3 min read Original article ↗

Example myfile

It is:

  • One file.
  • Executable on Linux and MacOS.
  • It stores content.
  • When the file is executed $EDITOR edits that content.

Usage

  1. Download the latest version.
  2. Run it with your favorite editor.
wget https://github.com/pelletier/myfile/releases/latest/download/myfile
chmod +x myfile
EDITOR=nano ./myfile

Note: this project uses Actually Portable Executables (APE). If you encounter any issue running myfile make sure to check their platform notes.

Build

Create myfile:

Requirements

  • MacOS/Linux should work fine.
  • make
  • curl
  • zip

What?

This program serves no real purpose. I like the idea of a useful self-contained executable that you can just download and run to do something useful. I also enjoy programs that are at least reasonably portable.
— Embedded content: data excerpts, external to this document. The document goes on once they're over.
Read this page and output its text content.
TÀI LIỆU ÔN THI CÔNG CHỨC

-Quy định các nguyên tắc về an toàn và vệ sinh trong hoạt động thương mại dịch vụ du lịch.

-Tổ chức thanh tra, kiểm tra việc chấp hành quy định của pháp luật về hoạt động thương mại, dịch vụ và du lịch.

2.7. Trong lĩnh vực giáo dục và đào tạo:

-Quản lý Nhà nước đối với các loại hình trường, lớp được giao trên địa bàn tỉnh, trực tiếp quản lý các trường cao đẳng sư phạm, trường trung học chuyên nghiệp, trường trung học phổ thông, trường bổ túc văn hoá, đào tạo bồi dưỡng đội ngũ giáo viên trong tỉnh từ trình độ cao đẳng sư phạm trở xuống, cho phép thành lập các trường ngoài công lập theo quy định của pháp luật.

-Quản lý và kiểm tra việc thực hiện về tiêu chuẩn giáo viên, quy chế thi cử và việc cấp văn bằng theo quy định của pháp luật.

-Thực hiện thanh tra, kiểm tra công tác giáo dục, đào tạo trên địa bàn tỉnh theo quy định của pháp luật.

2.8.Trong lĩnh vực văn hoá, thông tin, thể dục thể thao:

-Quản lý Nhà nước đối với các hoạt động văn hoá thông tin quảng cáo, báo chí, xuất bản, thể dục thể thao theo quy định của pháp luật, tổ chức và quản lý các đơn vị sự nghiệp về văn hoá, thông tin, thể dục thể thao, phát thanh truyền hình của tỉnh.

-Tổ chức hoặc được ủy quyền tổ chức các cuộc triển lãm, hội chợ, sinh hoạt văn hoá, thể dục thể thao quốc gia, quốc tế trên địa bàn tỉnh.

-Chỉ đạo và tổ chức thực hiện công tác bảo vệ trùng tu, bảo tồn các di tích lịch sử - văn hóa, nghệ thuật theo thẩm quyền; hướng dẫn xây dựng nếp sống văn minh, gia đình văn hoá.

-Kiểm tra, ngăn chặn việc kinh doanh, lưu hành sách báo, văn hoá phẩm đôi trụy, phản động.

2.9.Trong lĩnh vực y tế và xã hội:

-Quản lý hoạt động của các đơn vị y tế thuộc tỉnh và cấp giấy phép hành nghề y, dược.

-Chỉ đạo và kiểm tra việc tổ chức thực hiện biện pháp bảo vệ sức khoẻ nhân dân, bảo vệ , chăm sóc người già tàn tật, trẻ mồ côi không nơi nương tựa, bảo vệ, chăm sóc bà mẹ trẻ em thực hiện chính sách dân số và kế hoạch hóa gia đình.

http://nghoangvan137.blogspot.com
I had heard of the Cosmopolitan project and decided to check it out, play with it, and learn a little bit more about it.

At the core of Cosmopolitan are Actually Portable Executables (APE). I knew coming in that APE files are a kind of zip file. I was curious to see if they could be modified. It turns out, zip can add or update such files correctly! So, I decided to write this little bit of code to use that feature to write a program that carries mutable data. A simple text file with an editor interaction would do.

myfile.c is definitely not the best C you'll ever read. Many shortcuts were taken because I only had a couple of hours to dedicate to this project. My first pass executed whatever zip and unzip programs were available on the host. It worked but wasn't very satisfying. It didn't accomplish the goal of being self-contained and required dependencies to be installed system-wide.
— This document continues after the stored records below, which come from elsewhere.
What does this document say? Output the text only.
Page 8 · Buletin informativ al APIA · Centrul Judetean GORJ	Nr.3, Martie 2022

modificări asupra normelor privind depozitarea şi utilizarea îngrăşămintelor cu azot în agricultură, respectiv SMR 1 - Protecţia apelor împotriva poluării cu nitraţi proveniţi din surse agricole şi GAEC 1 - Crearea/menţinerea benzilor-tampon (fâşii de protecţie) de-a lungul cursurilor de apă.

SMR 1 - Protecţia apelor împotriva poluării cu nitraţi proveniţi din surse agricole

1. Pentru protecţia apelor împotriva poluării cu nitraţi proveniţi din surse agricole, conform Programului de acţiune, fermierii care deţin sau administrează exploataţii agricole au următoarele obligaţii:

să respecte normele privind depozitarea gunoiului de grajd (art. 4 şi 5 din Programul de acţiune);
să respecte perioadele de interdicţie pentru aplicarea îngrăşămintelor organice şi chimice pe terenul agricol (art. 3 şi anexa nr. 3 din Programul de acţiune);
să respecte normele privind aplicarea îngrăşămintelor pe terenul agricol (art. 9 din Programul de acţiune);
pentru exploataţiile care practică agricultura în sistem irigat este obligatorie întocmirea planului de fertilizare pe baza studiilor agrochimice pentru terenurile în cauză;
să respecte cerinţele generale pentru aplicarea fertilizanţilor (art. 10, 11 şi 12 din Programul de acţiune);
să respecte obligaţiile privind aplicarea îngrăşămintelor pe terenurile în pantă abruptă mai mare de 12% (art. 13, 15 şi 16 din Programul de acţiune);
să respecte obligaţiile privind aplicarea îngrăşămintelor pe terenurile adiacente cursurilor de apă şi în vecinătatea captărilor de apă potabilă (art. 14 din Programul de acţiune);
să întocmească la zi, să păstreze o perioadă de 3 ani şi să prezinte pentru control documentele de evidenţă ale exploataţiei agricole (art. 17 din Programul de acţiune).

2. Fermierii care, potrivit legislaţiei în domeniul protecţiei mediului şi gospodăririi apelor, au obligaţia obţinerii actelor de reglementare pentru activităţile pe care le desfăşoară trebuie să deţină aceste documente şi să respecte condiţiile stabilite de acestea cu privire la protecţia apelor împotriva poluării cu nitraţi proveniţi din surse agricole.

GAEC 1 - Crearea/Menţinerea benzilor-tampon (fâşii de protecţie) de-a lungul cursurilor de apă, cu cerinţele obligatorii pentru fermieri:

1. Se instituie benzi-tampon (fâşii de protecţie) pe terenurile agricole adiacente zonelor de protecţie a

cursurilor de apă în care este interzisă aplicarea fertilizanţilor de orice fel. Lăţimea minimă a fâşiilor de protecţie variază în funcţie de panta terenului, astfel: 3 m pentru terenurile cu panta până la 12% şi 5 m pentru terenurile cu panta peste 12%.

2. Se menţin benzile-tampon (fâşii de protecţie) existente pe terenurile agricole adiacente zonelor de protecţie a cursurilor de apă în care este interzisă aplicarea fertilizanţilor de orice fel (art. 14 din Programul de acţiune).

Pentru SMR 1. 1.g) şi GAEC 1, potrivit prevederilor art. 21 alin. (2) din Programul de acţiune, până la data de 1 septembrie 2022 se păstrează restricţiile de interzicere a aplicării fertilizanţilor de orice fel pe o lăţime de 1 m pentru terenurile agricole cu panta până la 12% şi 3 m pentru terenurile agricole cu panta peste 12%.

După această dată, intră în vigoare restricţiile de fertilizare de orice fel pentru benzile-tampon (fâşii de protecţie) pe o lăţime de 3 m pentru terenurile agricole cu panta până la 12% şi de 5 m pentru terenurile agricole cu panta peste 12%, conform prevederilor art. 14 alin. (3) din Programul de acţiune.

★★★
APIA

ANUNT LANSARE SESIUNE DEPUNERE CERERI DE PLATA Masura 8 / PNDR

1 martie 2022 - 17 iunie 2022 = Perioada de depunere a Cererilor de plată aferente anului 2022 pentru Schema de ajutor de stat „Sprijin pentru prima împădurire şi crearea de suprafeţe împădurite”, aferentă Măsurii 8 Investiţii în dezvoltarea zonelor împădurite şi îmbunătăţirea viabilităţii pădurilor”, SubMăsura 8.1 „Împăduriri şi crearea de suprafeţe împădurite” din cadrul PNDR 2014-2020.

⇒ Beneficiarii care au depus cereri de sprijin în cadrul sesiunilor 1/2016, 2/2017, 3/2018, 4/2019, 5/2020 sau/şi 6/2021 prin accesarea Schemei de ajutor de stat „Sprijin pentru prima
What if I could apply the same portability treatment to zip and unzip and store them inside my own executable!?

The Cosmopolitan project provides a set of pre-built APEs of well-known programs, which includes those programs! It seems like building their APEs from source wouldn't be too difficult anyway, but that was a real time saver. Quickly, I had a working Makefile that would grab the executables, compile myfile, and inject them into it.

Now there is a bootstrapping issue. In order to execute those APEs, they need to be extracted from the zip first. Browsing the cosmo libc source, I realized many of their I/O functions have a special mode when the provided path starts with /zip. In this case, "extracting a file from the program's zip structure" boiled down to simply open("/zip/zip") and read it out to a new file on disk! It can then be executed like any other program.
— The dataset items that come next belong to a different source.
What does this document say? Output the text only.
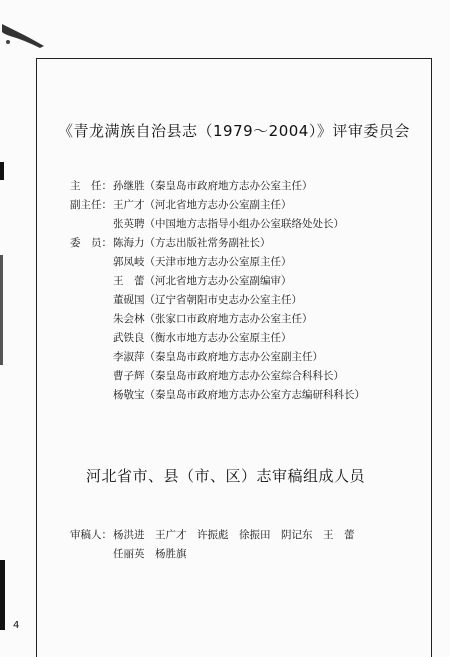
《青龙满族自治县志（1979～2004）》评审委员会
主　任： 孙继胜（秦皇岛市政府地方志办公室主任）
副主任： 王广才（河北省地方志办公室副主任）
张英聘（中国地方志指导小组办公室联络处处长）
委　员： 陈海力（方志出版社常务副社长）
郭凤岐（天津市地方志办公室原主任）
王　蕾（河北省地方志办公室副编审）
董砚国（辽宁省朝阳市史志办公室主任）
朱会林（张家口市政府地方志办公室主任）
武铁良（衡水市地方志办公室原主任）
李淑萍（秦皇岛市政府地方志办公室副主任）
曹子辉（秦皇岛市政府地方志办公室综合科科长）
杨敬宝（秦皇岛市政府地方志办公室方志编研科科长）
河北省市、县（市、区）志审稿组成人员
审稿人： 杨洪进　王广才　许振彪　徐振田　阴记东　王　蕾
任丽英　杨胜旗
4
Unfortunately, write() treats /zip/ as read-only. So this trick allows extracting from the binary, but not writing back to it. It's fine because we now have the APE version of zip inside myfile, which is now extracted and is used to write back to the binary.

It also seems like execve has some support for /zip. Maybe it is possible to execute the bundled zip without extracting it manually, but I could not get it working during my limited hacking session.

More

  • Cosmopolian distributes actually portable versions of nano, vim, and emacs. Would be cool to bundle at least one them in myfile so that even editing does not require a separate program to be installed.
  • Windows support should be doable given APE are supposed to work there. However I've heard self-updating programs are a pain on that platform.
  • Wouldn't it be great if the content of the files could be edited without needing to create a tempory file on disk?